I shrug and put the phone back in my pocket. “No, that’s not it.”

After a pause, she demands, “Show me that again.”

The second time her eyes roam the screen, taking their time studying the image. She notices my angular eyebrows. The shine of silver on my breastplate. The slight rise of my chin. The effect of seeing your parents outside of their usual circumstances is a bit like seeing them naked. Annoying for everyone.

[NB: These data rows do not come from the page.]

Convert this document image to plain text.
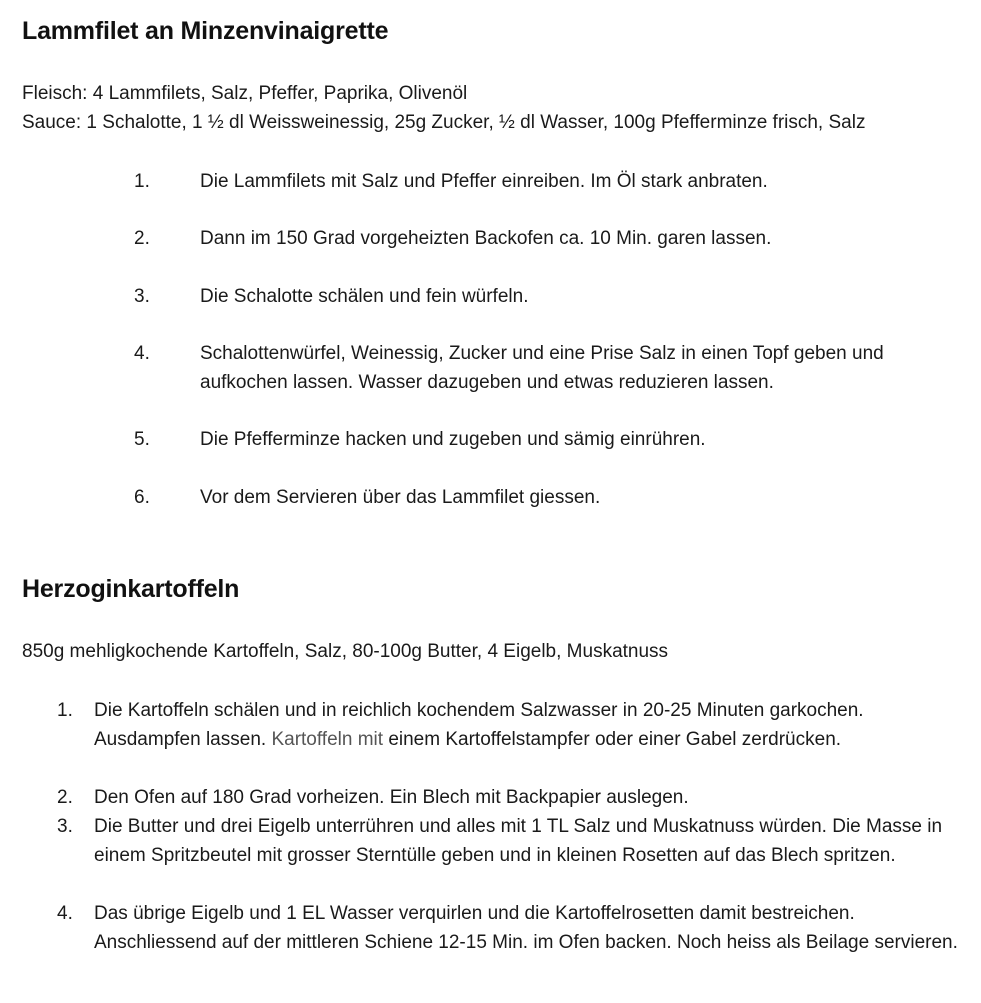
Lammfilet an Minzenvinaigrette

Fleisch: 4 Lammfilets, Salz, Pfeffer, Paprika, Olivenöl

Sauce: 1 Schalotte, 1 ½ dl Weissweinessig, 25g Zucker, ½ dl Wasser, 100g Pfefferminze frisch, Salz

1.	Die Lammfilets mit Salz und Pfeffer einreiben. Im Öl stark anbraten.
2.	Dann im 150 Grad vorgeheizten Backofen ca. 10 Min. garen lassen.
3.	Die Schalotte schälen und fein würfeln.
4.	Schalottenwürfel, Weinessig, Zucker und eine Prise Salz in einen Topf geben und aufkochen lassen. Wasser dazugeben und etwas reduzieren lassen.
5.	Die Pfefferminze hacken und zugeben und sämig einrühren.
6.	Vor dem Servieren über das Lammfilet giessen.
Herzoginkartoffeln

850g mehligkochende Kartoffeln, Salz, 80-100g Butter, 4 Eigelb, Muskatnuss

1. Die Kartoffeln schälen und in reichlich kochendem Salzwasser in 20-25 Minuten garkochen. Ausdampfen lassen. Kartoffeln mit einem Kartoffelstampfer oder einer Gabel zerdrücken.
2. Den Ofen auf 180 Grad vorheizen. Ein Blech mit Backpapier auslegen.
3. Die Butter und drei Eigelb unterrühren und alles mit 1 TL Salz und Muskatnuss würden. Die Masse in einem Spritzbeutel mit grosser Sterntülle geben und in kleinen Rosetten auf das Blech spritzen.
4. Das übrige Eigelb und 1 EL Wasser verquirlen und die Kartoffelrosetten damit bestreichen. Anschliessend auf der mittleren Schiene 12-15 Min. im Ofen backen. Noch heiss als Beilage servieren.
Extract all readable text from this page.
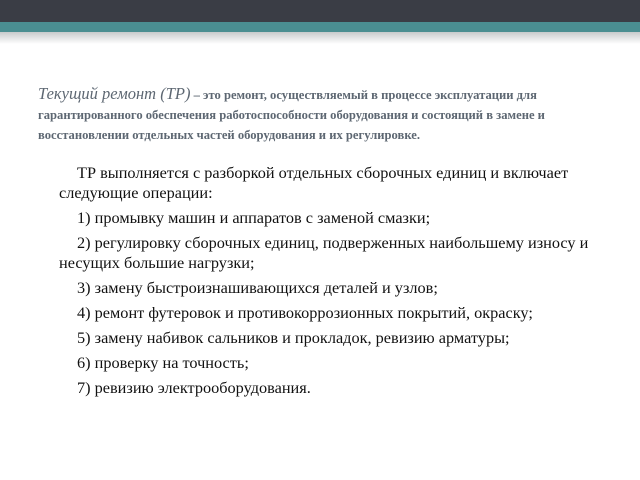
Текущий ремонт (ТР) – это ремонт, осуществляемый в процессе эксплуатации для гарантированного обеспечения работоспособности оборудования и состоящий в замене и восстановлении отдельных частей оборудования и их регулировке.

ТР выполняется с разборкой отдельных сборочных единиц и включает следующие операции:

1) промывку машин и аппаратов с заменой смазки;

2) регулировку сборочных единиц, подверженных наибольшему износу и несущих большие нагрузки;

3) замену быстроизнашивающихся деталей и узлов;

4) ремонт футеровок и противокоррозионных покрытий, окраску;

5) замену набивок сальников и прокладок, ревизию арматуры;

6) проверку на точность;

7) ревизию электрооборудования.
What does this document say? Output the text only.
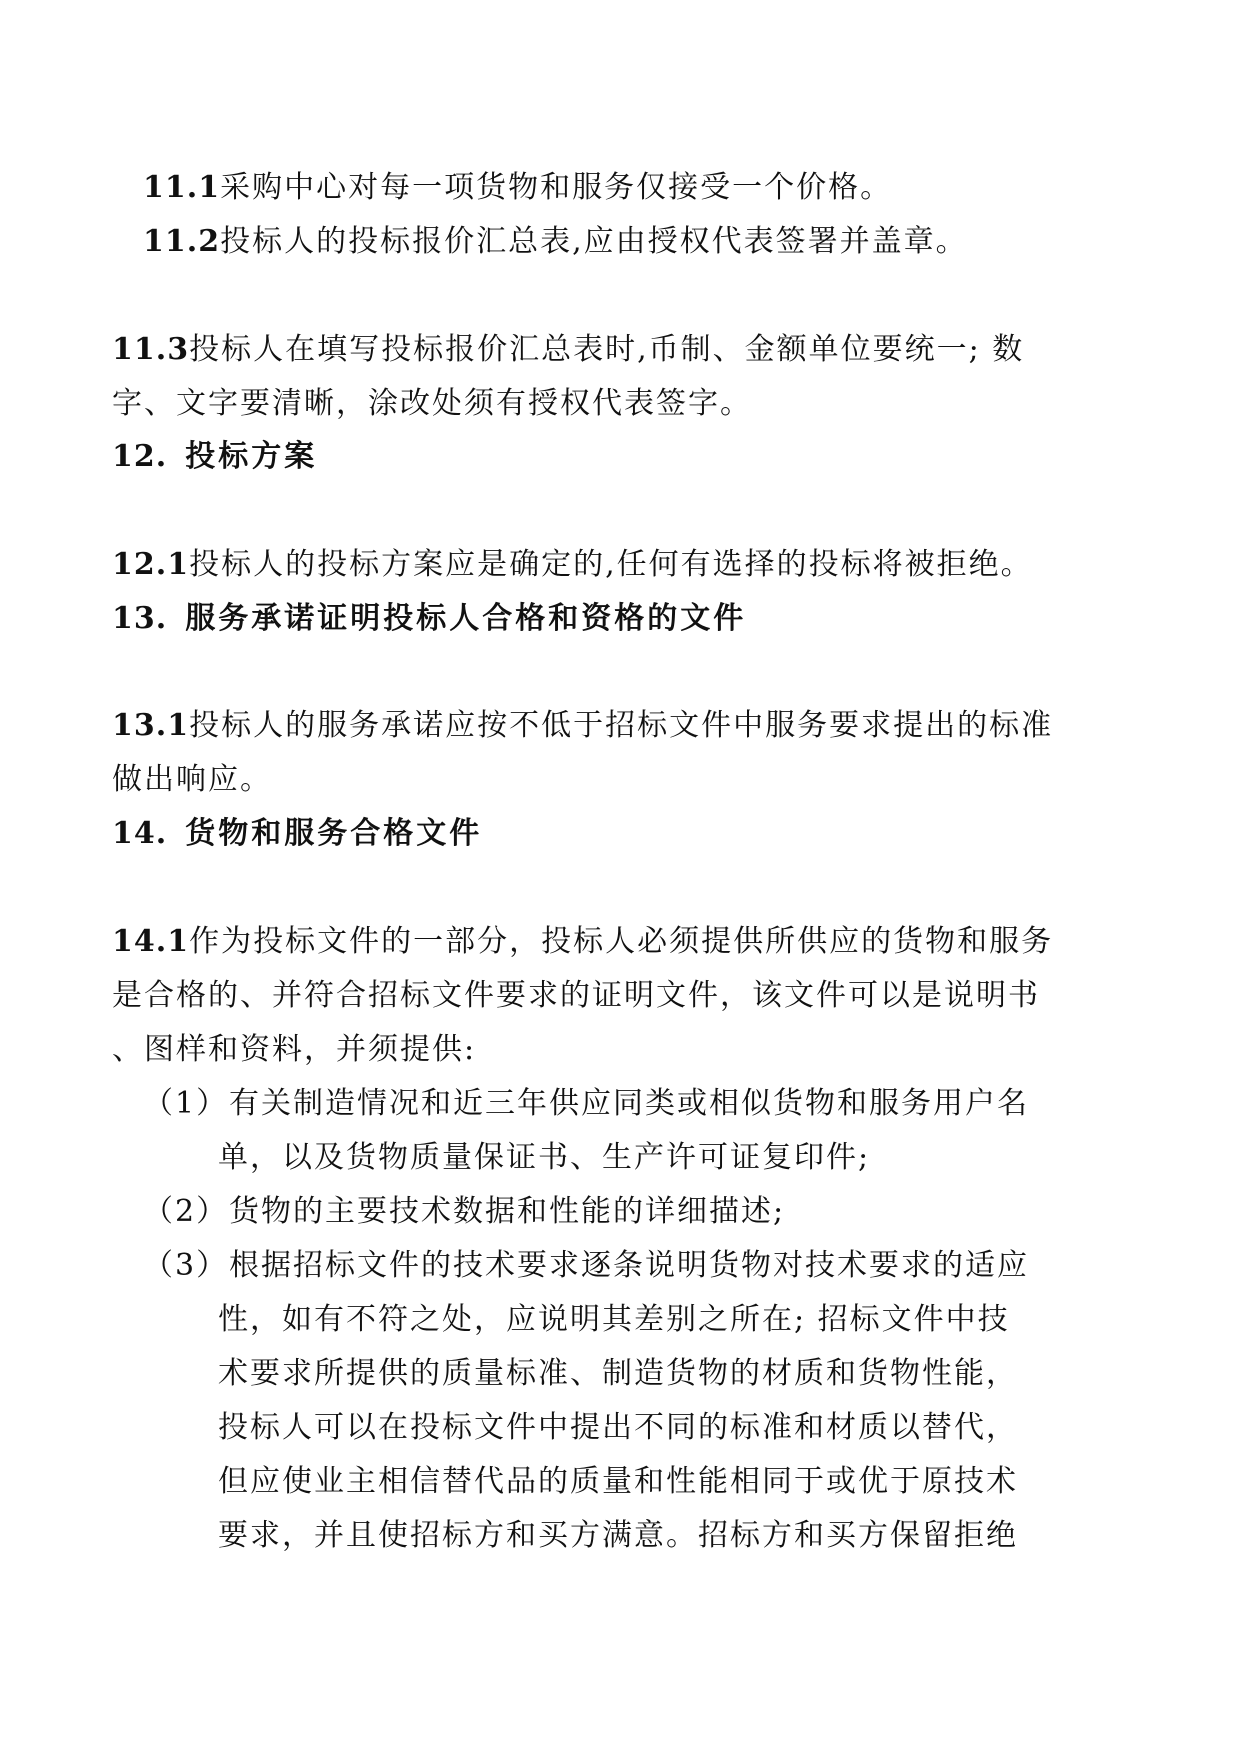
11.1采购中心对每一项货物和服务仅接受一个价格。
11.2投标人的投标报价汇总表,应由授权代表签署并盖章。
11.3投标人在填写投标报价汇总表时,币制、金额单位要统一; 数
字、文字要清晰，涂改处须有授权代表签字。
12. 投标方案
12.1投标人的投标方案应是确定的,任何有选择的投标将被拒绝。
13. 服务承诺证明投标人合格和资格的文件
13.1投标人的服务承诺应按不低于招标文件中服务要求提出的标准
做出响应。
14. 货物和服务合格文件
14.1作为投标文件的一部分，投标人必须提供所供应的货物和服务
是合格的、并符合招标文件要求的证明文件，该文件可以是说明书
、图样和资料，并须提供:
（1）有关制造情况和近三年供应同类或相似货物和服务用户名
单，以及货物质量保证书、生产许可证复印件;
（2）货物的主要技术数据和性能的详细描述;
（3）根据招标文件的技术要求逐条说明货物对技术要求的适应
性，如有不符之处，应说明其差别之所在; 招标文件中技
术要求所提供的质量标准、制造货物的材质和货物性能，
投标人可以在投标文件中提出不同的标准和材质以替代，
但应使业主相信替代品的质量和性能相同于或优于原技术
要求，并且使招标方和买方满意。招标方和买方保留拒绝
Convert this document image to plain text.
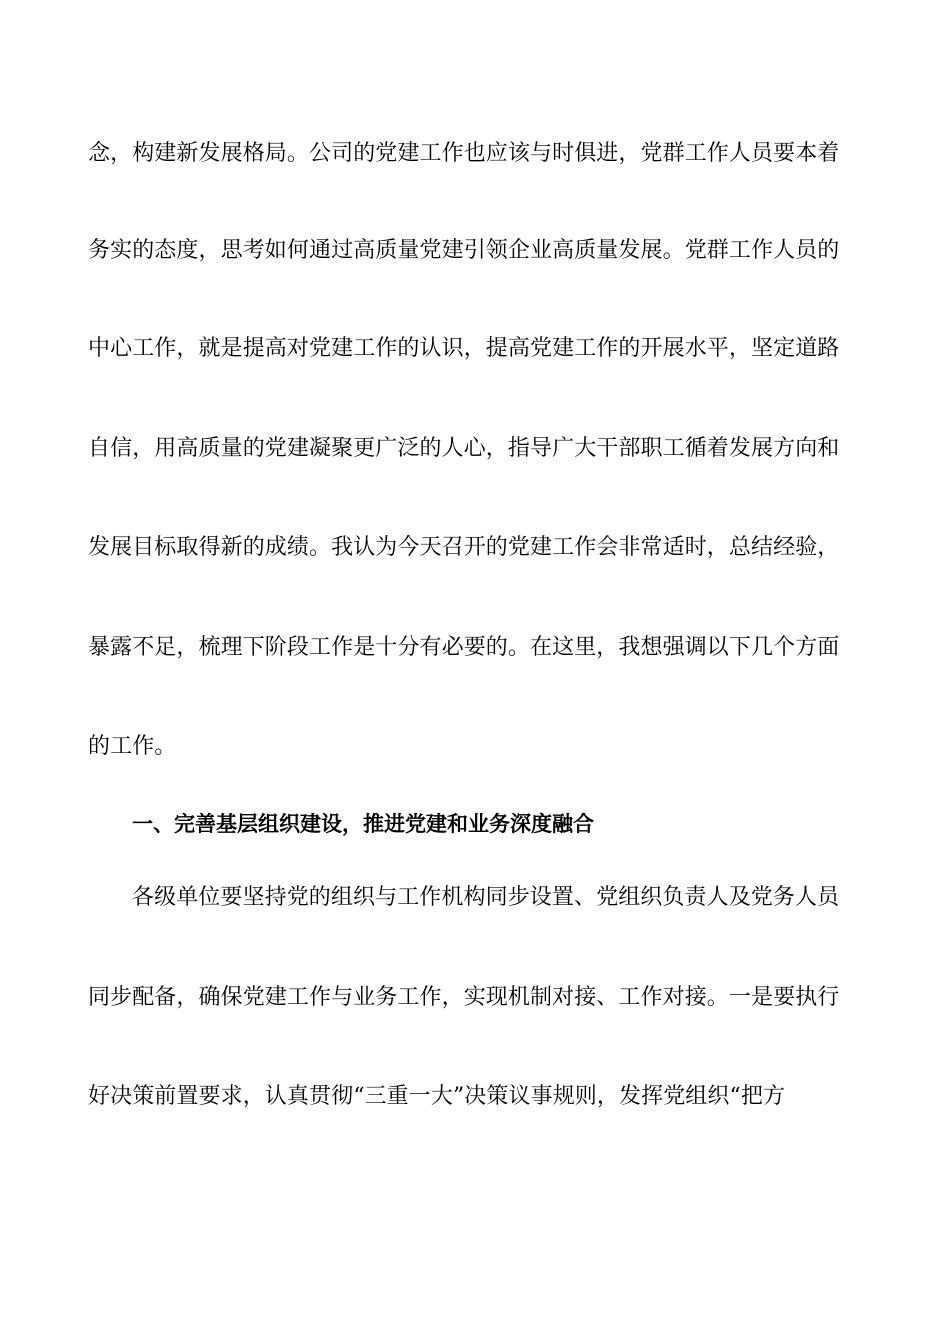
念，构建新发展格局。公司的党建工作也应该与时俱进，党群工作人员要本着
务实的态度，思考如何通过高质量党建引领企业高质量发展。党群工作人员的
中心工作，就是提高对党建工作的认识，提高党建工作的开展水平，坚定道路
自信，用高质量的党建凝聚更广泛的人心，指导广大干部职工循着发展方向和
发展目标取得新的成绩。我认为今天召开的党建工作会非常适时，总结经验，
暴露不足，梳理下阶段工作是十分有必要的。在这里，我想强调以下几个方面
的工作。
一、完善基层组织建设，推进党建和业务深度融合
各级单位要坚持党的组织与工作机构同步设置、党组织负责人及党务人员
同步配备，确保党建工作与业务工作，实现机制对接、工作对接。一是要执行
好决策前置要求，认真贯彻“三重一大”决策议事规则，发挥党组织“把方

“Mom!” she finally cries, her voice both surprised and bewildered. “It looks like you, but it is not you.”

Well, she’s right. It’s not the version of myself I’m showing her. The version she sees is mostly in leggings with a stray hole along the seam, no makeup, rushing to pack a peanut-free snack while practicing a Vietnamese language class in the background. Mom Me listens intently to a story about playground politics. She drives carefully and doesn’t complain when she calls in JoJo Siwa for the hundredth time. She could never conjure up enough drama to become the protagonist of any story.

That version is the only version of me that matters to my child. And at her young age, that makes sense. She’s not quite ready to see the me beyond her let alone the AI ​​version of me.

But couldn’t I have been the AI ​​version in another life? If I had made different choices—not going to graduate school in Chicago, where I met her father; dedicated my life to kung fu; born into a military family destined for greatness –could be I’ve been a hero, not of my own story, but of all stories? The AI ​​hero filter is just a small glimpse of another offshoot in the multiverse where I’m a different, bolder version of myself. The attraction of another self is intoxicating and bewildering. It’s the stuff of movies.

In the movie Everything Everywhere Everything at oncea struggling, exhausted Evelyn Wang (played by my AI doppelgänger, Michelle Yeoh) learns navigating the multiverse through cutting-edge technology. Her mission is to save the multiverse by defeating a chaotic, life-destroying creature named Jobu Tupaki, who travels fluidly between worlds. To do this, Evelyn must temporarily inhabit the lives of the alternate Evelyns and gain their abilities to reshape her reality. She learns from an opera diva how to reach the highest notes and get rid of her enemies. From a kung fu fighter she learns to cut through the air with her powerful limbs. From a bizarre yet endearing multiverse where she has hot dogs for fingers, Evelyn learns compassion and vulnerability.

Throughout the movie, Evelyn asks different versions of “Why me?” Her guide, an alternate version of her husband Waymond, tells her that he thinks she is special, that what really makes her so exceptional is her utter mundaneness. It’s not explicitly stated, but the reason Evelyn is so deftly able to pick up so many skills is because she’s a blank canvas, a sponge capable of soaking up all the many identities. Until, of course, she isn’t. Until the underlying promise of heroism – the tragic and inevitable martyrdom – overtakes her.